Funny, this world – it’s full of Story in its own way, but not necessarily narrative when you expect it. Not necessarily even Lessons or pointers toward Meaning. I started out simply annoyed by what looked cliche and obvious. It’s spring. Life is pushing its way out of the ground, from under layers of dead and decaying leaves. You know this, right? That’s what we’re told the world is showing – that out of death comes life. Yeah, there it was and I was annoyed by it, by the impersonality of it. By the fact that the trees and plants don’t seem mind.
The tall trees are still bare in most cases and saplings still rusk and clatter with dried, dead, bleached leaves that haven’t been let go. But soon enough they’ll all flush and soften and live again. In and out, live and die. They know it just comes and goes – or they don’t know, they just are the coming and going, even until their lives themselves go from the coming and return from the going.

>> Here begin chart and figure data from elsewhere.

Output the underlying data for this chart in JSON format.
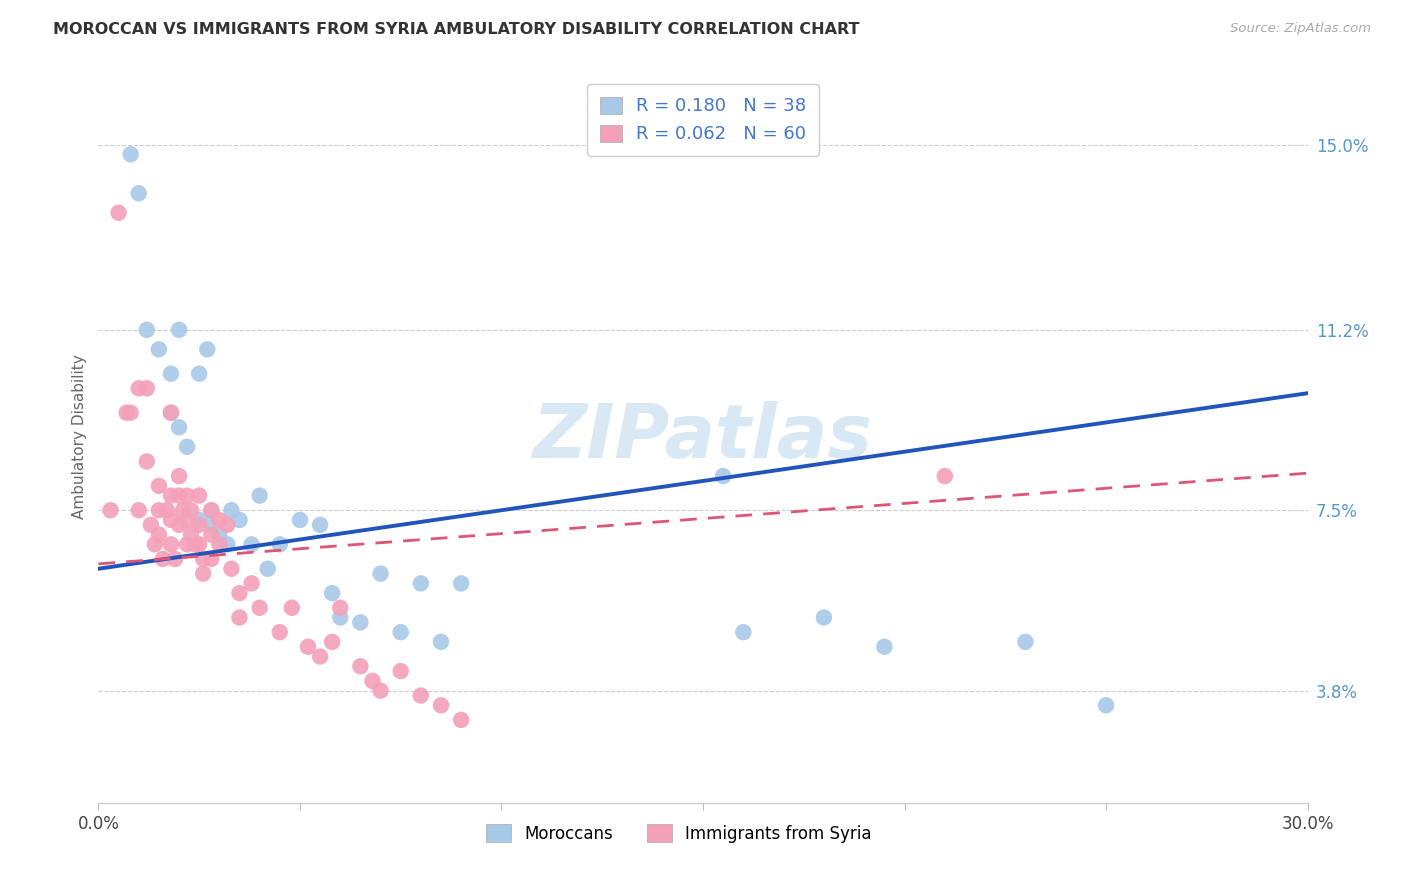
{
  "title": "MOROCCAN VS IMMIGRANTS FROM SYRIA AMBULATORY DISABILITY CORRELATION CHART",
  "source": "Source: ZipAtlas.com",
  "ylabel": "Ambulatory Disability",
  "yticks": [
    0.038,
    0.075,
    0.112,
    0.15
  ],
  "ytick_labels": [
    "3.8%",
    "7.5%",
    "11.2%",
    "15.0%"
  ],
  "xmin": 0.0,
  "xmax": 0.3,
  "ymin": 0.015,
  "ymax": 0.165,
  "blue_color": "#a8c8e8",
  "pink_color": "#f4a0b8",
  "blue_line_color": "#2255bb",
  "pink_line_color": "#dd5577",
  "watermark_text": "ZIPatlas",
  "label1": "Moroccans",
  "label2": "Immigrants from Syria",
  "R1": "0.180",
  "N1": "38",
  "R2": "0.062",
  "N2": "60",
  "blue_slope": 0.12,
  "blue_intercept": 0.063,
  "pink_slope": 0.062,
  "pink_intercept": 0.064,
  "blue_points_x": [
    0.008,
    0.01,
    0.012,
    0.015,
    0.018,
    0.018,
    0.02,
    0.02,
    0.022,
    0.025,
    0.025,
    0.027,
    0.028,
    0.028,
    0.03,
    0.032,
    0.033,
    0.035,
    0.038,
    0.04,
    0.042,
    0.045,
    0.05,
    0.055,
    0.058,
    0.06,
    0.065,
    0.07,
    0.075,
    0.08,
    0.085,
    0.09,
    0.155,
    0.16,
    0.18,
    0.195,
    0.23,
    0.25
  ],
  "blue_points_y": [
    0.148,
    0.14,
    0.112,
    0.108,
    0.103,
    0.095,
    0.092,
    0.112,
    0.088,
    0.103,
    0.073,
    0.108,
    0.075,
    0.072,
    0.07,
    0.068,
    0.075,
    0.073,
    0.068,
    0.078,
    0.063,
    0.068,
    0.073,
    0.072,
    0.058,
    0.053,
    0.052,
    0.062,
    0.05,
    0.06,
    0.048,
    0.06,
    0.082,
    0.05,
    0.053,
    0.047,
    0.048,
    0.035
  ],
  "pink_points_x": [
    0.003,
    0.005,
    0.007,
    0.008,
    0.01,
    0.01,
    0.012,
    0.012,
    0.013,
    0.014,
    0.015,
    0.015,
    0.015,
    0.016,
    0.017,
    0.018,
    0.018,
    0.018,
    0.018,
    0.019,
    0.02,
    0.02,
    0.02,
    0.021,
    0.022,
    0.022,
    0.022,
    0.023,
    0.023,
    0.024,
    0.025,
    0.025,
    0.025,
    0.026,
    0.026,
    0.028,
    0.028,
    0.028,
    0.03,
    0.03,
    0.032,
    0.033,
    0.035,
    0.035,
    0.038,
    0.04,
    0.045,
    0.048,
    0.052,
    0.055,
    0.058,
    0.06,
    0.065,
    0.068,
    0.07,
    0.075,
    0.08,
    0.085,
    0.09,
    0.21
  ],
  "pink_points_y": [
    0.075,
    0.136,
    0.095,
    0.095,
    0.1,
    0.075,
    0.1,
    0.085,
    0.072,
    0.068,
    0.08,
    0.075,
    0.07,
    0.065,
    0.075,
    0.095,
    0.078,
    0.073,
    0.068,
    0.065,
    0.082,
    0.078,
    0.072,
    0.075,
    0.078,
    0.073,
    0.068,
    0.075,
    0.07,
    0.068,
    0.078,
    0.072,
    0.068,
    0.065,
    0.062,
    0.075,
    0.07,
    0.065,
    0.073,
    0.068,
    0.072,
    0.063,
    0.058,
    0.053,
    0.06,
    0.055,
    0.05,
    0.055,
    0.047,
    0.045,
    0.048,
    0.055,
    0.043,
    0.04,
    0.038,
    0.042,
    0.037,
    0.035,
    0.032,
    0.082
  ]
}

I don’t know. I tried too, to not look for metaphor. I just walked and remembered what I’d felt a few months ago, that that which fits me absolutely, like my own skin, is my stride. How easily that can be taken from someone.
Wandering with only a vague sense of the direction I wanted to head, I traveled mostly south and a little west. I’d thought, originally, to head for a more southern point of town and catch a bus back to the center then back home. But the closer I got to town and people, the less I wanted to do that so I headed east and away and came upon an old tower. Two Euros and 170 steps later I stood at the top and looked at the view toward home below the rise.
The wind gusted coldly and briefly my thoughts flew outward before settling again in my mind and following the track back home with my steps.
No narrative, no metaphor, just journey outward and back, looking as I go.